Aucune idée, de Christoph Marthaler © JulieMasson

Christoph Marthaler a-t-il jamais proposé une aussi petite forme ? Ils sont seulement deux sur le plateau du théâtre des Abbesses, le comédien écossais Graham Valentine, vieux complice, et le joueur de viole de gambe Martin Zeller. Deux, le grand maigre et le petit poupin. Deux entre deux portes, non, cinq portes, marron, moches, qui n’ouvrent que sur des sons – un chien, une annonce publicitaire, la voix d’un voisin irascible, celle d’un propriétaire inscrit sur la liste des propriétaires cambriolables. Deux voisins disjoints qui s’affairent, chacun pour son compte, à des activités comme poser un cadre blanc sur un mur blanc, chasser la mouche à la tapette, laisser dix fois tomber des clés, sortir par une porte et entrer par une autre, lire à voix haute les spécifications techniques de modèles de perceuses, ponceuses et mortaiseuses (Graham lit, Martin s’endort). Disjoints comme les quatre occupants de la chambre d’hôtel de King Size (2013), dont on ne sait pas s’ils se voient ou s’ils rêvent les uns des autres. Disjoints, sauf quand ils chantent ensemble.

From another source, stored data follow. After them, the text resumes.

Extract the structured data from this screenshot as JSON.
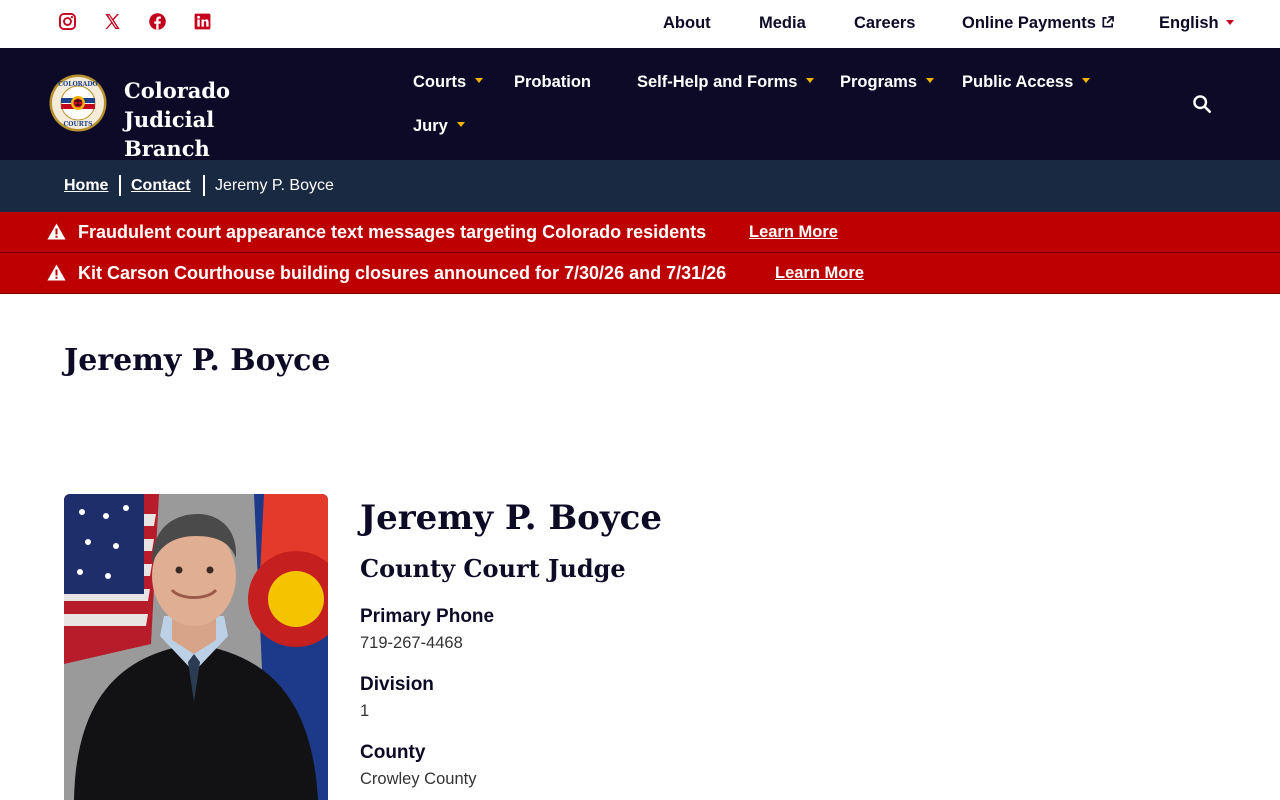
{
  "colors": {
    "navy": "#0c0a26",
    "breadcrumb_bg": "#1a2942",
    "alert_red": "#bd0000",
    "accent_red": "#c4001d",
    "gold": "#f5b400"
  },
  "social": [
    {
      "icon": "instagram-icon"
    },
    {
      "icon": "x-icon"
    },
    {
      "icon": "facebook-icon"
    },
    {
      "icon": "linkedin-icon"
    }
  ],
  "utility": {
    "about": "About",
    "media": "Media",
    "careers": "Careers",
    "payments": "Online Payments",
    "language": "English"
  },
  "brand": {
    "line1": "Colorado Judicial",
    "line2": "Branch"
  },
  "nav": {
    "courts": "Courts",
    "probation": "Probation",
    "self_help": "Self-Help and Forms",
    "programs": "Programs",
    "public_access": "Public Access",
    "jury": "Jury"
  },
  "breadcrumb": {
    "home": "Home",
    "contact": "Contact",
    "current": "Jeremy P. Boyce"
  },
  "alerts": [
    {
      "message": "Fraudulent court appearance text messages targeting Colorado residents",
      "link": "Learn More"
    },
    {
      "message": "Kit Carson Courthouse building closures announced for 7/30/26 and 7/31/26",
      "link": "Learn More"
    }
  ],
  "page": {
    "title": "Jeremy P. Boyce"
  },
  "profile": {
    "name": "Jeremy P. Boyce",
    "role": "County Court Judge",
    "phone_label": "Primary Phone",
    "phone": "719-267-4468",
    "division_label": "Division",
    "division": "1",
    "county_label": "County",
    "county": "Crowley County"
  }
}
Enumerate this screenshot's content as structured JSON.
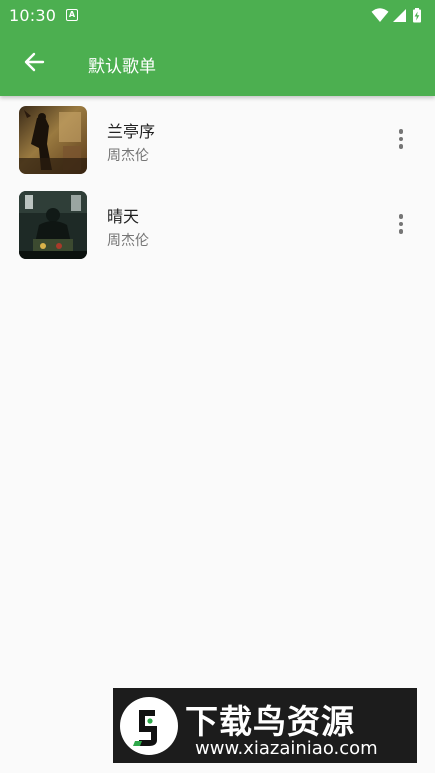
{
  "status_bar": {
    "time": "10:30",
    "notification_icon": "A",
    "icons": [
      "wifi-icon",
      "cell-signal-icon",
      "battery-charging-icon"
    ]
  },
  "app_bar": {
    "title": "默认歌单",
    "back_icon": "arrow-left-icon"
  },
  "songs": [
    {
      "title": "兰亭序",
      "artist": "周杰伦",
      "more_icon": "more-vert-icon"
    },
    {
      "title": "晴天",
      "artist": "周杰伦",
      "more_icon": "more-vert-icon"
    }
  ],
  "watermark": {
    "title": "下载鸟资源",
    "url": "www.xiazainiao.com"
  },
  "colors": {
    "primary": "#4caf50",
    "background": "#fafafa",
    "title_text": "#212121",
    "secondary_text": "#757575"
  }
}
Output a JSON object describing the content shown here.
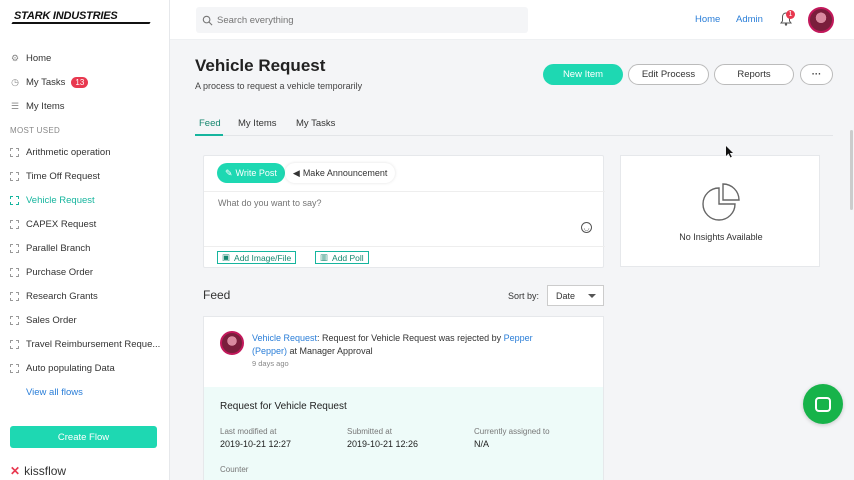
{
  "sidebar": {
    "logo": "STARK INDUSTRIES",
    "nav": [
      {
        "label": "Home",
        "icon": "gear-icon"
      },
      {
        "label": "My Tasks",
        "icon": "clock-icon",
        "badge": "13"
      },
      {
        "label": "My Items",
        "icon": "list-icon"
      }
    ],
    "section_label": "MOST USED",
    "flows": [
      {
        "label": "Arithmetic operation"
      },
      {
        "label": "Time Off Request"
      },
      {
        "label": "Vehicle Request",
        "active": true
      },
      {
        "label": "CAPEX Request"
      },
      {
        "label": "Parallel Branch"
      },
      {
        "label": "Purchase Order"
      },
      {
        "label": "Research Grants"
      },
      {
        "label": "Sales Order"
      },
      {
        "label": "Travel Reimbursement Reque..."
      },
      {
        "label": "Auto populating Data"
      }
    ],
    "view_all": "View all flows",
    "create_flow": "Create Flow",
    "brand": "kissflow"
  },
  "topbar": {
    "search_placeholder": "Search everything",
    "home": "Home",
    "admin": "Admin",
    "notification_count": "1"
  },
  "header": {
    "title": "Vehicle Request",
    "subtitle": "A process to request a vehicle temporarily",
    "new_item": "New Item",
    "edit_process": "Edit Process",
    "reports": "Reports",
    "more": "···"
  },
  "tabs": [
    "Feed",
    "My Items",
    "My Tasks"
  ],
  "post": {
    "write_post": "Write Post",
    "make_announcement": "Make Announcement",
    "placeholder": "What do you want to say?",
    "add_image": "Add Image/File",
    "add_poll": "Add Poll"
  },
  "insights": {
    "text": "No Insights Available"
  },
  "feed": {
    "title": "Feed",
    "sort_label": "Sort by:",
    "sort_value": "Date",
    "item": {
      "link": "Vehicle Request",
      "text1": ": Request for Vehicle Request was rejected by ",
      "user": "Pepper (Pepper)",
      "text2": " at Manager Approval",
      "time": "9 days ago",
      "detail_title": "Request for Vehicle Request",
      "last_modified_label": "Last modified at",
      "last_modified_value": "2019-10-21 12:27",
      "submitted_label": "Submitted at",
      "submitted_value": "2019-10-21 12:26",
      "assigned_label": "Currently assigned to",
      "assigned_value": "N/A",
      "counter_label": "Counter"
    }
  },
  "colors": {
    "accent": "#1ed8b2",
    "link": "#2a7ed8",
    "badge": "#e8384f",
    "chat": "#17b34a"
  }
}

On commence par chanter : c’est très souvent comme ça chez Marthaler, ses spectacles naissent de propositions apportées par les comédiens-chanteurs. Après quoi, dit Martin Zeller, « c’est comme une partition de John Cage : une idée assez claire, et dedans, de l’espace pour l’improvisation. » Après quoi, Marthaler, lui-même musicien (hautbois), intraitable sur le rythme et la musicalité, fixe, verrouille.

Que chantent-ils, Graham et Martin ? Une chanson populaire irlandaise, un poème de Baudelaire mis en musique par Léo Ferré (Le Léthé), et deux madrigaux de Thomas Morley. L’un des deux, Will you buy a fine dog, remporte un franc succès de rires, peut-être en raison de son refrain : « With a dildo, diddle, dildo ».

On rit beaucoup dans Aucune idée. La fameuse mélancolie marthalerienne est présente par moments, par nappes, mais le curseur s’est déplacé. On connaît les ficelles (la méprise, le coq-à-l’âne, l’absurde), on reconnaît des gags dérivés de spectacles précédents (les murs gargouillent, les boîtes à lettres peuvent vomir des prospectus et des bibles), mais on ne laisse pas d’être surpris. C’est fou le parti qu’on peut tirer d’une agglutination aussi simple (mais profonde) que ribble babble bimlico, quand on la répète quarante fois en la faisant rebondir de toutes les manières (certains spectateurs partent, tant pis pour eux – ils ne regarderaient sans doute pas jusqu’au bout Playtime de Tati).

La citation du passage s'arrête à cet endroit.